Sweethearts: The Timeless Love Affair -- On-Screen and Off -- Between Jeanette MacDonald and Nelson Eddy ganhou uma edição especial de 20 anos de lançamento com mais fotos, entrevistas e detalhes sobre o relacionamento dos astros, inclusive sobre o filho natimorto deles, que se chamaria Daniel.
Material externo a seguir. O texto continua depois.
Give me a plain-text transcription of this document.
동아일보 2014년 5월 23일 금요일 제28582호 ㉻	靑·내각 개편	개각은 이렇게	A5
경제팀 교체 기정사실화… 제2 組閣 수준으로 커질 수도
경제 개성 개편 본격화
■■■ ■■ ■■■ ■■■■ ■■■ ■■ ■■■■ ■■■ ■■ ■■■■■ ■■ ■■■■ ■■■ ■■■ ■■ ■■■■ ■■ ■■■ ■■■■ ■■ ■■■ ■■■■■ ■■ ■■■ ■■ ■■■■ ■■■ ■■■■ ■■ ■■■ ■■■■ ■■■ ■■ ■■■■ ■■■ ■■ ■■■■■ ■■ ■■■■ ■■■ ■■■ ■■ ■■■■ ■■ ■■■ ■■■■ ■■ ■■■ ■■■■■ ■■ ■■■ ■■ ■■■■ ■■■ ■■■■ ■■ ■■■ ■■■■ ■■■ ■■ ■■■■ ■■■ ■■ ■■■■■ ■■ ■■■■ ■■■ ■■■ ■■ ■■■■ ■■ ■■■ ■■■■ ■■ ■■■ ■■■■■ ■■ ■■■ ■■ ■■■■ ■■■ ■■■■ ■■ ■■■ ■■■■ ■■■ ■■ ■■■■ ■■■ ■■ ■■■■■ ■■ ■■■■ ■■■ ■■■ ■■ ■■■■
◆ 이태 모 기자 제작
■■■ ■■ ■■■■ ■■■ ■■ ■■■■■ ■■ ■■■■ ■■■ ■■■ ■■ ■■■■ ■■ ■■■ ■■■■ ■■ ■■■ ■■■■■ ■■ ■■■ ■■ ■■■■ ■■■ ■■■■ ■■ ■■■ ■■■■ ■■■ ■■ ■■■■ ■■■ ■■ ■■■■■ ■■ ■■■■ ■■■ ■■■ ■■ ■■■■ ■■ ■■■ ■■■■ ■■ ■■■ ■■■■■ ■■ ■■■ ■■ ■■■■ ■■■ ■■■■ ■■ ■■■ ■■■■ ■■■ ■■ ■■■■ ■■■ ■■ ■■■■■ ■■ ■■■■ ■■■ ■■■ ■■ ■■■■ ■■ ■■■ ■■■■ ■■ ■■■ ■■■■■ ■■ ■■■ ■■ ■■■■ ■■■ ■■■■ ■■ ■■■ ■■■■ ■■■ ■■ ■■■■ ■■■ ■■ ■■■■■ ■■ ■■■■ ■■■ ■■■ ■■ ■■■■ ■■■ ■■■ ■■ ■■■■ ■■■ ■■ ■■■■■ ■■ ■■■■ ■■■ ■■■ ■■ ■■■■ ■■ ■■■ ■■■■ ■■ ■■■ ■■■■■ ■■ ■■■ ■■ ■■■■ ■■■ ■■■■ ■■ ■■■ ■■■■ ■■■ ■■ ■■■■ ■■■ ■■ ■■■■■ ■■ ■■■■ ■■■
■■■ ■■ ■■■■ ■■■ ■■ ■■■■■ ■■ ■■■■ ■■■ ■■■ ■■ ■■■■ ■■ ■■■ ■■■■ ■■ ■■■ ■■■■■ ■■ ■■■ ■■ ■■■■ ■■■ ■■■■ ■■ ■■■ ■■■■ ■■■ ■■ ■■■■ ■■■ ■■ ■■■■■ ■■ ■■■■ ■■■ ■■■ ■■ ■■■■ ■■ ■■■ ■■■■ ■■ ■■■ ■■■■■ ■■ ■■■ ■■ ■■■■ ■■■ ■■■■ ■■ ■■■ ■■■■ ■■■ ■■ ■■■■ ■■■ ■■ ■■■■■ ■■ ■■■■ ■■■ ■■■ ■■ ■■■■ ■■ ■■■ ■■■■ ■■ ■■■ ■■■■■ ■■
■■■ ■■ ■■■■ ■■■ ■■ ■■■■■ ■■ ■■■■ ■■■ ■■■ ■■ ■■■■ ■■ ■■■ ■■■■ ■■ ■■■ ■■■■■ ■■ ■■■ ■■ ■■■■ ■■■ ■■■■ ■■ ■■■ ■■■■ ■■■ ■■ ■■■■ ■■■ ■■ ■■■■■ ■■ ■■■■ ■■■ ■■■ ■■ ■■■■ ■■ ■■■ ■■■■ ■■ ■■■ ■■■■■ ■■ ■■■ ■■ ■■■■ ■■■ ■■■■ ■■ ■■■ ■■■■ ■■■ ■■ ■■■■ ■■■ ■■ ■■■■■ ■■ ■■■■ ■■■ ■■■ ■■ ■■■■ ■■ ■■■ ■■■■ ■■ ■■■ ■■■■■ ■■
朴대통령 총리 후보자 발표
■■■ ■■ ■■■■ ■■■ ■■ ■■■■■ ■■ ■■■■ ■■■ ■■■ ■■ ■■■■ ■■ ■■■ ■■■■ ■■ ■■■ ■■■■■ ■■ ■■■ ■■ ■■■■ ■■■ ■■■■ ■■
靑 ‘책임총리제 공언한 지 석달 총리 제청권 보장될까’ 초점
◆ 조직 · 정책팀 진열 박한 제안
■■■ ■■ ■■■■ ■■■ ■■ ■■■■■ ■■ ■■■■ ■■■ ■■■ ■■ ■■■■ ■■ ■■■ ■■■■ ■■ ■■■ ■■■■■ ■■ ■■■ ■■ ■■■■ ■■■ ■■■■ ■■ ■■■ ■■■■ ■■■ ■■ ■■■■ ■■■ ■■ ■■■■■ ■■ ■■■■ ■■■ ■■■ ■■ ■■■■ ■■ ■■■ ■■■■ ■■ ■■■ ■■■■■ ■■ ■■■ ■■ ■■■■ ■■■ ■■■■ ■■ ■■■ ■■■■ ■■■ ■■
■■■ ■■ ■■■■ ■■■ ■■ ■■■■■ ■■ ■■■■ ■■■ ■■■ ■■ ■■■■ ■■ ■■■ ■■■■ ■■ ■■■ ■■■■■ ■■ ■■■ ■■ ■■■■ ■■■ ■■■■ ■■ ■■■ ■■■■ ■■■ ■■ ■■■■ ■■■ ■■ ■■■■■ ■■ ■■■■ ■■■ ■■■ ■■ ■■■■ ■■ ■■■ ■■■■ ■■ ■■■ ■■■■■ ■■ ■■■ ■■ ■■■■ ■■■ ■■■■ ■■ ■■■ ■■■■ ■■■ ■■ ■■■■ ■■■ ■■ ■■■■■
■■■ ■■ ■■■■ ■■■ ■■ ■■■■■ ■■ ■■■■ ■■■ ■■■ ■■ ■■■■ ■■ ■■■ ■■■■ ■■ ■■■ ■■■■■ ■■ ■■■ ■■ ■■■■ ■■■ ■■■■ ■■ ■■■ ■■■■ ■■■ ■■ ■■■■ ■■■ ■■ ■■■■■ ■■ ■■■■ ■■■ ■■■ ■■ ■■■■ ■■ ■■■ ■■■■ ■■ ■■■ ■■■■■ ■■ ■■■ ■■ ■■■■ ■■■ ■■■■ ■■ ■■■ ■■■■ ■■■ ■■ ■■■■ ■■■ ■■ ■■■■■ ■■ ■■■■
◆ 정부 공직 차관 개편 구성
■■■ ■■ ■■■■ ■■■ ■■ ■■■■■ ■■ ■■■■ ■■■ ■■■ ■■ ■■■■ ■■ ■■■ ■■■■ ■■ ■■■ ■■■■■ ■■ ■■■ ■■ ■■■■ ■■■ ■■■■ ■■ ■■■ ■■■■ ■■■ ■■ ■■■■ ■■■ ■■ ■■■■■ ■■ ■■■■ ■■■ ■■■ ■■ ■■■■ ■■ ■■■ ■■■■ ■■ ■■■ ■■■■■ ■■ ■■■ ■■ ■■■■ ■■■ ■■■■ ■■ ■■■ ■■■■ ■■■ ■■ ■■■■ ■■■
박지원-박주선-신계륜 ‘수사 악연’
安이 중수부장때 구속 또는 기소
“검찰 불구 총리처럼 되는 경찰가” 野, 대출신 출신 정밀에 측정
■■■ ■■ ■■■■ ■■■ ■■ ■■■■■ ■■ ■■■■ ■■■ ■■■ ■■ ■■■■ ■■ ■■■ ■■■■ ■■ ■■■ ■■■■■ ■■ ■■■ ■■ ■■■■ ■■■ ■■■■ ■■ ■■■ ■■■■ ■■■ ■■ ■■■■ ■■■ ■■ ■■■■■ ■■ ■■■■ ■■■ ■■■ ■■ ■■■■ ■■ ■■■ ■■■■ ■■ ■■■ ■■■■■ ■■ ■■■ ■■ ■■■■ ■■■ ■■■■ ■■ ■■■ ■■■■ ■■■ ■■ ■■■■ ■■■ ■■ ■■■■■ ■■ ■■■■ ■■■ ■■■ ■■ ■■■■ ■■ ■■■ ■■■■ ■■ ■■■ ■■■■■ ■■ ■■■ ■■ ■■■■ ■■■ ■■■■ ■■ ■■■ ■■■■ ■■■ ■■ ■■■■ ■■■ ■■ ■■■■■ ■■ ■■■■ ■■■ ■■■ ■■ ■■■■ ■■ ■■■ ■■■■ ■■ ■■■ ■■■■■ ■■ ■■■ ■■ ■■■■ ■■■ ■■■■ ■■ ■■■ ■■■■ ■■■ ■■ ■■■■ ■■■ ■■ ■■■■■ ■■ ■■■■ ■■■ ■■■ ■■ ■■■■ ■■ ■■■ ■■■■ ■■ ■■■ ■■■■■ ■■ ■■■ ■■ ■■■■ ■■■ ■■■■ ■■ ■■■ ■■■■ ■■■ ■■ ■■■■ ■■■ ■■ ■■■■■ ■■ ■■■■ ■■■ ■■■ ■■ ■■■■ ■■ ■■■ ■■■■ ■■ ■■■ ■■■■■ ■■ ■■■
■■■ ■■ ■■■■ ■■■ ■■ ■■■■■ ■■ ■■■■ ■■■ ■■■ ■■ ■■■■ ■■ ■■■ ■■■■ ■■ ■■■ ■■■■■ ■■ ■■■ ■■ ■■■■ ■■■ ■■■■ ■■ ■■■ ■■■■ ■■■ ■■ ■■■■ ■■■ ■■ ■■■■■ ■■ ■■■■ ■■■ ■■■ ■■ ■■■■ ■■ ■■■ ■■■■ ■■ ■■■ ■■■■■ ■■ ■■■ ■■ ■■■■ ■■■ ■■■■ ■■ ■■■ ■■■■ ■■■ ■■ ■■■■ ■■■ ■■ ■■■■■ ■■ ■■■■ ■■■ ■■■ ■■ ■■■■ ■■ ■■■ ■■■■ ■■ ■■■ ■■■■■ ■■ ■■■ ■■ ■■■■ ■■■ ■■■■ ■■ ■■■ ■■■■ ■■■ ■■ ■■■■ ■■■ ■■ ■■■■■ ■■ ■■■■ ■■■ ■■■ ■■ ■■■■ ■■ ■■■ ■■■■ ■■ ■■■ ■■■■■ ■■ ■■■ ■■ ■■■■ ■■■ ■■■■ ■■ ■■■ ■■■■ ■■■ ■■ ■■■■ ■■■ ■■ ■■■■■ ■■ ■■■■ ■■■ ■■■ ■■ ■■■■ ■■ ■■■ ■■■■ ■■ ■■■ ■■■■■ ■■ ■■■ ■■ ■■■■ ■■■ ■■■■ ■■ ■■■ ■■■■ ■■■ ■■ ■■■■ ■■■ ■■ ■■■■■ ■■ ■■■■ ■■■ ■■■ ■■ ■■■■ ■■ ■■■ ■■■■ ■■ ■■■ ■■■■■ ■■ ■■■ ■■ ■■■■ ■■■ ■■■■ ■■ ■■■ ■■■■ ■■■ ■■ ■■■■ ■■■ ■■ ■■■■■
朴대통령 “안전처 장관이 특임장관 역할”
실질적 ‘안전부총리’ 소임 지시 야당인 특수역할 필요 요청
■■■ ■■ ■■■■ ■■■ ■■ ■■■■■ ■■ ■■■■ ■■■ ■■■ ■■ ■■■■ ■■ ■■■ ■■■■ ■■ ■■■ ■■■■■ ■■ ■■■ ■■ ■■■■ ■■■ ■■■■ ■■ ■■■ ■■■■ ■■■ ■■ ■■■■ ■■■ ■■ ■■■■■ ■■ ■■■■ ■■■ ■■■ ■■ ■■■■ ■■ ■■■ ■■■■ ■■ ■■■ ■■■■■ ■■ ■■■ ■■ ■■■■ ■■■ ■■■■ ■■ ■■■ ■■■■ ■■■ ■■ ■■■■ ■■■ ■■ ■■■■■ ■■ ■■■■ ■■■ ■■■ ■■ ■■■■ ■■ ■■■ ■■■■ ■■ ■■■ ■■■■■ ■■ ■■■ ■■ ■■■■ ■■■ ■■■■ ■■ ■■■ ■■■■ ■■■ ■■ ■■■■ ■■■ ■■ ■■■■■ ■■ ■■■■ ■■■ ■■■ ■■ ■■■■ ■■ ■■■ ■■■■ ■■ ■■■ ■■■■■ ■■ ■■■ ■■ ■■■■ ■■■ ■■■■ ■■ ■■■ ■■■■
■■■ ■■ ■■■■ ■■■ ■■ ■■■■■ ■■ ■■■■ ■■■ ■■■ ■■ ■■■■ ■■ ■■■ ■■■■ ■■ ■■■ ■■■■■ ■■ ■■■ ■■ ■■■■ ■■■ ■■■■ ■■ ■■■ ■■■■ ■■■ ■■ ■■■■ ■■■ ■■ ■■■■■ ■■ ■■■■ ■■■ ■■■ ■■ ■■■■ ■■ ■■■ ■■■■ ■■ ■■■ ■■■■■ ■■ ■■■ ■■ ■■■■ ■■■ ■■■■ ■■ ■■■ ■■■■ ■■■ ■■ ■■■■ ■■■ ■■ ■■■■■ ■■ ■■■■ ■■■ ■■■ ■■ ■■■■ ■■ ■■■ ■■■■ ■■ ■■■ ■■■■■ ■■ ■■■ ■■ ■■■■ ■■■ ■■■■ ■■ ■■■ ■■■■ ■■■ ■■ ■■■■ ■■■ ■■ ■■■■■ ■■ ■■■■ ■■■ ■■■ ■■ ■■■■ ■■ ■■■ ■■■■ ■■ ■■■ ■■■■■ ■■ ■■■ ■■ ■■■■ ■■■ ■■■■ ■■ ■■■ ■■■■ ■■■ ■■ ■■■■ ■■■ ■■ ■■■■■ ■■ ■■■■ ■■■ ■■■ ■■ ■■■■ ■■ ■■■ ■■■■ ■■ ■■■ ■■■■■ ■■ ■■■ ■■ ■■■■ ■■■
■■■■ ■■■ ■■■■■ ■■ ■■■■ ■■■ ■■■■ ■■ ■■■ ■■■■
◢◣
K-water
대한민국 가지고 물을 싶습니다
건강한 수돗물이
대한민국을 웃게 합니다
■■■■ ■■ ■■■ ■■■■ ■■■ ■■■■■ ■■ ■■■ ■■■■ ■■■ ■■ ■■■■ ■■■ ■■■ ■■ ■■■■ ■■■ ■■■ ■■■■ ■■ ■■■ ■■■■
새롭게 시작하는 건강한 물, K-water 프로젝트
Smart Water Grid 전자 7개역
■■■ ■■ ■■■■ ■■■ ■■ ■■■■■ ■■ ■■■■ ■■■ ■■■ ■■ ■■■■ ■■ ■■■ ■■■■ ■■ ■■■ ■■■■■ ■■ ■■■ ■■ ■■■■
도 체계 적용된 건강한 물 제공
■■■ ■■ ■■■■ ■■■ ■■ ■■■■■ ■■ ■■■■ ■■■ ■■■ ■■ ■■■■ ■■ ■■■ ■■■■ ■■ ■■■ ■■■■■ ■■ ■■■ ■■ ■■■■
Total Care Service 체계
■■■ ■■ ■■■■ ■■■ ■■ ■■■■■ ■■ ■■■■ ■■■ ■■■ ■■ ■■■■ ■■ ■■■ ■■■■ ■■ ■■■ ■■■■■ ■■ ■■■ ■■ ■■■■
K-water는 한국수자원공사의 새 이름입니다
Disponível online, por apenas R$21 no Kindle, é uma edição melhor diagramada, com mais fotos e detalhes e portanto a mais recomendada.
Apesar disso, Sweethearts sofre com a falta de evidência fotográfica e ao utilizar uma narrativa indireta livre para tentar aproximar o leitor dos personagens, "esquece" de que é uma biografia e que neste caso se apoiar em fatos e indícios seria a melhor forma de fortalecer sua teoria. E não escrevendo uma história romântica.
Sweethearts: The Timeless Love Affair -- On-Screen and Off -- Between Jeanette MacDonald and Nelson Eddy e, consequentemente, o relacionamento de Nelson e Jeanette, virará uma cinebiografia com o envolvimento de Sharon Rich e dirigido por Michael Radford. O filme, de acordo com o site Deadline, está em desenvolvimento e começará a ser gravado no final do ano, na Espanha.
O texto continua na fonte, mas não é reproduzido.